Forget Democrats: a horde within his own party will interrogate his every utterance. Then forget the pack of party rivals: ordinary Americans will want to know about the candidate's claims to have wrought an economic miracle while governor of Florida between 1999 and 2007. They will want to know what he really thinks about immigration, the environment, and the "Common Core" educational reforms of which he boasts. Above all, they will want to know why the Bush family thinks it is entitled to provide a third president in two generations.

A country with a habit of boasting about its democratic credentials is none too fussed, it turns out, over the advent of a political aristocracy. A Washington Post poll in January found that only 14 per cent would be less likely to vote for a candidate named Clinton. The name Bush produced a stronger reaction - a third expressed scepticism - but still the majority didn't care. Dynasties trouble Americans less than the rivers of money flowing through public life, and no one has been able to solve that problem.

Nevertheless, the idea that still another Bush believes himself uniquely suited to run the country worries just enough people - people who are not registered Democrats, that is - to give the candidate's handlers concern. On Monday, he tried to deal with the issue by asserting: "Not one of us deserves the job by right of resume, party, seniority, family, or family narrative. It's nobody's turn. It's everybody's test, and it's wide open."

He might have added: "So you won't be seeing much of my brother George". President 43 is these days no one's hero, least of all among right-wingers in his adopted state of Texas. For other Americans more profound questions hang over the clan. Asked recently whether, given present knowledge, he would have invaded Iraq in 2003, Jeb Bush took fully four days, amid endless "clarifications", to come up with an answer. (In the end, yes became no.)

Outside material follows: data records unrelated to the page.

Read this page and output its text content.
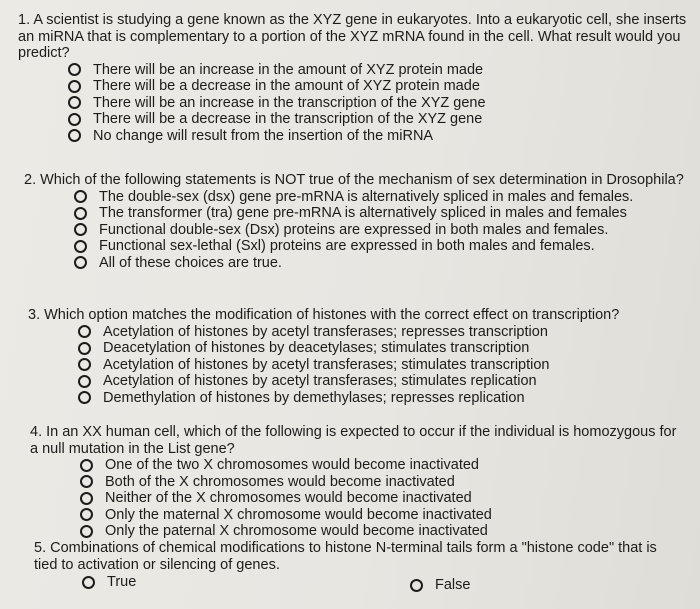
1. A scientist is studying a gene known as the XYZ gene in eukaryotes. Into a eukaryotic cell, she inserts an miRNA that is complementary to a portion of the XYZ mRNA found in the cell. What result would you predict?

There will be an increase in the amount of XYZ protein made
There will be a decrease in the amount of XYZ protein made
There will be an increase in the transcription of the XYZ gene
There will be a decrease in the transcription of the XYZ gene
No change will result from the insertion of the miRNA

2. Which of the following statements is NOT true of the mechanism of sex determination in Drosophila?

The double-sex (dsx) gene pre-mRNA is alternatively spliced in males and females.
The transformer (tra) gene pre-mRNA is alternatively spliced in males and females
Functional double-sex (Dsx) proteins are expressed in both males and females.
Functional sex-lethal (Sxl) proteins are expressed in both males and females.
All of these choices are true.

3. Which option matches the modification of histones with the correct effect on transcription?

Acetylation of histones by acetyl transferases; represses transcription
Deacetylation of histones by deacetylases; stimulates transcription
Acetylation of histones by acetyl transferases; stimulates transcription
Acetylation of histones by acetyl transferases; stimulates replication
Demethylation of histones by demethylases; represses replication

4. In an XX human cell, which of the following is expected to occur if the individual is homozygous for a null mutation in the List gene?

One of the two X chromosomes would become inactivated
Both of the X chromosomes would become inactivated
Neither of the X chromosomes would become inactivated
Only the maternal X chromosome would become inactivated
Only the paternal X chromosome would become inactivated

5. Combinations of chemical modifications to histone N-terminal tails form a "histone code" that is tied to activation or silencing of genes.

True	False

Was that confusion born of dynastic loyalty? Will Hillary Clinton, in turn, deal honestly with her husband's legacy amid a welter of claims involving his foundation, foreign donors, and certain decisions she took while Secretary of State? It seems unlikely. America's cherished democratic contest increasingly resembles a struggle between brand names and political machines.

Ideologically, the US remains the divided "50-50 nation", still fighting the culture wars that have spread, now, even to the bastions of conservatism. Whatever else he has managed to prove, Barack Obama has demonstrated that even the semblance of unity is hard to find in such a nation. How could a pair of dynasts, with all their family baggage, possibly help?

Mr Bush has a way to go before he can begin to answer the question. Rather than ask why he is fit to be president, you could ask why this individual can rustle up $100m as political seed money, or why Mrs Clinton is aiming to raise a reputed $2 billion, a sum she expects to be matched by those who will anoint the Republican nominee. The new dynasties are powerful, but in essence they, like their famous names, are just window-dressing.

None of this has much to do with what the Tea Party meant by "reclaiming America". It's not what hopeful migrants think is meant when the Oath of Allegiance is administered. Jeb Bush is another plausible face with a familiar name groomed play the part of President. The more startling fact is that he is far from the worst that his confused and resentful party has to offer.

President Trump? The other sound you hear is Thomas Jefferson turning in his Monticello grave.